The Design of Refined Triphenylamine-Based Dyes for Dye-Sensitized Solar Cells: Theoretical Perspective

• Main Authors: Chun-ShengWu, 吳俊昇
• Other Authors: Shao-Pin Wang
• Format: Others
• Language: zh-TW
• Published: 2013
• Online Access: http://ndltd.ncl.edu.tw/handle/62124661102123143706

碩士 === 國立成功大學 === 化學系碩博士班 === 101 === The DFT/B3LYP calculations have first been confirmed to provide reliable physical quantities published recently in the area of DSSC studies. The triphenylamine derivatives are promising and popular dyes except their high-lying HOMOs. Through the studies of adjusting the energies of pi-type molecular orbitals using chemical substitution, the conventional electron-withdrawing nature of fluoro suffers poor to failure results in view of lowering pi-type MOs.
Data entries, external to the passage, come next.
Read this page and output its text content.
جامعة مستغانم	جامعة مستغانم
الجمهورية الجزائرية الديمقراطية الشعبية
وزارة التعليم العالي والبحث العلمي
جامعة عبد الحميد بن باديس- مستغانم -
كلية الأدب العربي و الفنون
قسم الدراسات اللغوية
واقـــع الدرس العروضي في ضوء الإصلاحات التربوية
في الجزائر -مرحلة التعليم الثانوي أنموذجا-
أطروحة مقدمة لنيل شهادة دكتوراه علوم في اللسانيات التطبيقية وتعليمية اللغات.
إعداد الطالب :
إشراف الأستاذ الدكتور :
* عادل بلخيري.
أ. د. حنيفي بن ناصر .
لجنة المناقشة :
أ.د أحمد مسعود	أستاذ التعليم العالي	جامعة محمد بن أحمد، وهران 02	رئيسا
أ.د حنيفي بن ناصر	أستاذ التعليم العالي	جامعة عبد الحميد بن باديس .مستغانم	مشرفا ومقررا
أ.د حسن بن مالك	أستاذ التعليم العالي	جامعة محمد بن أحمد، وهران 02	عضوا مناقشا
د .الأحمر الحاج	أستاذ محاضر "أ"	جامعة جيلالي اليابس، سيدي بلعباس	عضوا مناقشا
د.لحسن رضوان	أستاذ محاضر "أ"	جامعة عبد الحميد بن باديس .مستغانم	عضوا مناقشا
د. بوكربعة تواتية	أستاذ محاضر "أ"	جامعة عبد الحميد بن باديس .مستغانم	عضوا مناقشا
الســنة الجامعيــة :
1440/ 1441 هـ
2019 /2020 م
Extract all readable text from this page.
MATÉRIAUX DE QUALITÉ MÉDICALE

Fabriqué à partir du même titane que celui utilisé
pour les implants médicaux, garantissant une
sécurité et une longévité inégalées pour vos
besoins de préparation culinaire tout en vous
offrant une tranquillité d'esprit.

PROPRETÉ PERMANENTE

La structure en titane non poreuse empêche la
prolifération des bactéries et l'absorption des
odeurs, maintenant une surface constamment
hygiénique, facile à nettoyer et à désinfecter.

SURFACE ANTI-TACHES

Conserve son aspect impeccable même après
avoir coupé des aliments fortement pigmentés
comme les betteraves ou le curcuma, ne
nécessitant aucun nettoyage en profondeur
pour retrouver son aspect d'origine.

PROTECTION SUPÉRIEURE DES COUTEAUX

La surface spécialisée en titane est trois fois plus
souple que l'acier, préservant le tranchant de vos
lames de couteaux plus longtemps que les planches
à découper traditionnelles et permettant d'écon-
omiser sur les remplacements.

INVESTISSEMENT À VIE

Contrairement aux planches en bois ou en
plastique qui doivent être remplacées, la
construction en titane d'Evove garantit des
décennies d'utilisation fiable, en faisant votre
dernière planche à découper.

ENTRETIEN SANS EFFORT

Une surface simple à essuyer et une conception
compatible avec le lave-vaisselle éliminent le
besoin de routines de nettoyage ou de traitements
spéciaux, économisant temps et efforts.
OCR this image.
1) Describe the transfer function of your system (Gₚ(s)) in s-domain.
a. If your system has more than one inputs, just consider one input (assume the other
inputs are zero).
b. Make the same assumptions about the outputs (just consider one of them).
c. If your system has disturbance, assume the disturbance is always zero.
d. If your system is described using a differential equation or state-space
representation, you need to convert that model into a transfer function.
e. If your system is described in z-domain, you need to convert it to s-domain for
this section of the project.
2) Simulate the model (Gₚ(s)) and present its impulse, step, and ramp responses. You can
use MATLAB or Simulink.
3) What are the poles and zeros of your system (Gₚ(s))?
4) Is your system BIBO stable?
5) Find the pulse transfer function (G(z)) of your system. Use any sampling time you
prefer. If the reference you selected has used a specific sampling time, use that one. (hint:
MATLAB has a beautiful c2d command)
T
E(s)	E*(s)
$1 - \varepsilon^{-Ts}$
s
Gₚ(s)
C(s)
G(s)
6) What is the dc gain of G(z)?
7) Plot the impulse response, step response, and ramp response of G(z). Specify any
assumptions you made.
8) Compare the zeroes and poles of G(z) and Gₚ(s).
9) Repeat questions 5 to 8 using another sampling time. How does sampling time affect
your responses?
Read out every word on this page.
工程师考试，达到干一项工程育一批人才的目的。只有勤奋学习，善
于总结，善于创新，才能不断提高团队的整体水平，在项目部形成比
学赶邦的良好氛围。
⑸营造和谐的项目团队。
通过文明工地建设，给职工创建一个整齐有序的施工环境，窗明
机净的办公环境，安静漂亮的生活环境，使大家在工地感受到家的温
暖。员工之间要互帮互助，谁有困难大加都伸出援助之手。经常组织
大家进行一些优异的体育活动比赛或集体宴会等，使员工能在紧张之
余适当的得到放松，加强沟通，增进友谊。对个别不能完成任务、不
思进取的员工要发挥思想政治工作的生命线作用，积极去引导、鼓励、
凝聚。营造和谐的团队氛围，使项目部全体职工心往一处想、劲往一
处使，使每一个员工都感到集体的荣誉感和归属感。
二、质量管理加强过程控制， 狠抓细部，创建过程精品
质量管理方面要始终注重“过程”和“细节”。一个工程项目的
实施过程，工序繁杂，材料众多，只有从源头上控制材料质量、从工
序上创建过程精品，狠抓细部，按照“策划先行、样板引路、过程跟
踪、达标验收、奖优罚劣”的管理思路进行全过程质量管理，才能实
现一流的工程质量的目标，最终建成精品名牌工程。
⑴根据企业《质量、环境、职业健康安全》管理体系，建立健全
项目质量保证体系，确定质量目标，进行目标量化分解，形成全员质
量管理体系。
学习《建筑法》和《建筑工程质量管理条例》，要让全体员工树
Conversely, the pi-accepting nature of a trifluoromethyl group gives results complying with expected effects based on its EN values despite of its pi-accepting nature well established by the negative hyperconjugation argument. The two substituents have been adapted for modifying the levels of HOMO/LUMO of the Triphenylamine-based dyes. The MO-destabilization effects exerted by a fluoro have been verified through the site-dependent observation of MO-energy variations. As it is introduced at a carbon having more contribution to the MO wavefunction, the lowering extent gets smaller or would even lead to a higher MO energy. This is more pronounced for HOMO than for LUMO since the former is closer in energy to the valence p-orbital of fluorine, 2p(F). The pushing-up effect of p-orbital on HOMO/LUMO can be explained by analysis of LCBO-MO, in which the bond orbitals or localized MOs are extracted from the DFT wavefunctions by the Weinhold’s NBO method. Fluorination performed at a carbon having higher value of the one-center BO, 2p(F), results in a higher MO-energy of HOMO or LUMO. This destabilization described by the orbital interaction between 2p(F) and HOMO/LUMO can be viewed as the MO-variations accompanied by the well known mesomeric (also termed as resonance or conjugation) effect. In addition to the CF anti-bonding, *CF, the 2p(F) BO of a trifluoromethyl group also contributes to HOMO/LUMO of the derivatives. The pi-accepting role played by *CF, which would press down HOMO/LUMO according to NHC argument, is offset by the 2p(F) destabilization effect. This dual nature, which affects MO-energies via pi-framework, explains the reported “purely inductive effect” found for color-tuning using trifluoromethyl group. As well as we have found for tuning phosphorescent energies of Ir(III) complexes, the steric effect would operate as the exceptional destabilization of MOs is found based on the above-stated electronic effects.